目隠しをとられると、そこには巨大なドーム状の施設があった。

「副部長、星川さん。心配してたわ。でも、逃げきれなかったのね」

「同感だ」

「それにしても、大丈夫でしょうか……こんな形でトワイライト・ゾーンに近づけるとは思いませんでしたが……」

 全員の無事を確認し終わったところで、東川から声がかかった。

「身体検査をするので、服を脱いでくれますか? 勿論女性陣は別の場所でやるので」

 ここは言うことを聞いた方が得策だろう。エントランスらしき場所で、俺と暁人は服を脱ぐ。外で服を脱いだら、まだまだ寒いし風邪の一つでも引きそうだ。俺だって男だから、咲夜の裸が見たいとか考えない訳ではないが……今はそれどころではない。

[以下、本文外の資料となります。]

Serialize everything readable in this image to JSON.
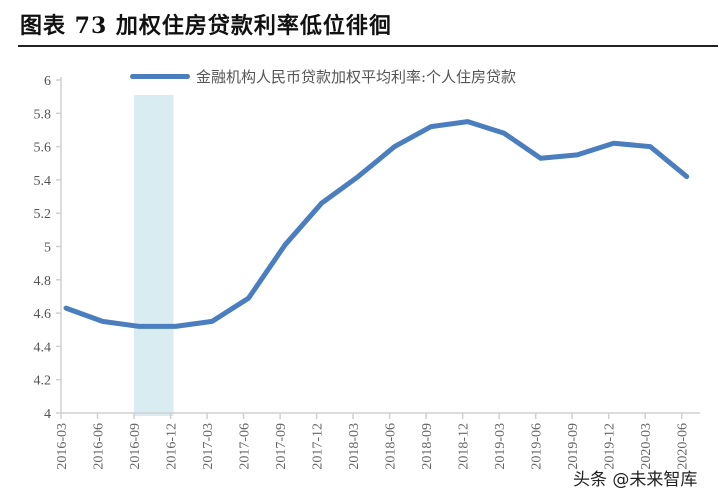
{
  "header": {
    "title": "图表 73  加权住房贷款利率低位徘徊"
  },
  "legend": {
    "label": "金融机构人民币贷款加权平均利率:个人住房贷款",
    "color": "#4a7ebf"
  },
  "watermark": "头条 @未来智库",
  "highlight": {
    "from": "2016-09",
    "to": "2016-12",
    "color": "#d9ecf2"
  },
  "chart_data": {
    "type": "line",
    "title": "加权住房贷款利率低位徘徊",
    "xlabel": "",
    "ylabel": "",
    "ylim": [
      4,
      6
    ],
    "yticks": [
      4,
      4.2,
      4.4,
      4.6,
      4.8,
      5,
      5.2,
      5.4,
      5.6,
      5.8,
      6
    ],
    "ytick_labels": [
      "4",
      "4.2",
      "4.4",
      "4.6",
      "4.8",
      "5",
      "5.2",
      "5.4",
      "5.6",
      "5.8",
      "6"
    ],
    "grid": false,
    "legend_position": "top",
    "categories": [
      "2016-03",
      "2016-06",
      "2016-09",
      "2016-12",
      "2017-03",
      "2017-06",
      "2017-09",
      "2017-12",
      "2018-03",
      "2018-06",
      "2018-09",
      "2018-12",
      "2019-03",
      "2019-06",
      "2019-09",
      "2019-12",
      "2020-03",
      "2020-06"
    ],
    "series": [
      {
        "name": "金融机构人民币贷款加权平均利率:个人住房贷款",
        "color": "#4a7ebf",
        "values": [
          4.63,
          4.55,
          4.52,
          4.52,
          4.55,
          4.69,
          5.01,
          5.26,
          5.42,
          5.6,
          5.72,
          5.75,
          5.68,
          5.53,
          5.55,
          5.62,
          5.6,
          5.42
        ]
      }
    ],
    "annotations": [
      {
        "type": "shaded_band",
        "from": "2016-09",
        "to": "2016-12"
      }
    ]
  }
}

 身体検査が終わるとローブを着せられ、咲夜たちと再会できた。向こうもローブ姿だったので、チラチラと胸が見える。あまりそこに視線を送らないようにしながら、東川の説明を待つ。

「では、星川さんには、今からあの機械に入って貰います。他の皆さんは、どうぞコーヒーでも飲んでご歓談を」

「……必ずみんなを無事に脱出させるからね!」

 咲夜は、機械の方へ歩いて行った。もう俺たちも覚悟を決めるしかない。機械は洗濯機の様なドラム式のもので、扉が閉まる様になっている。不安だが、見守るしかない。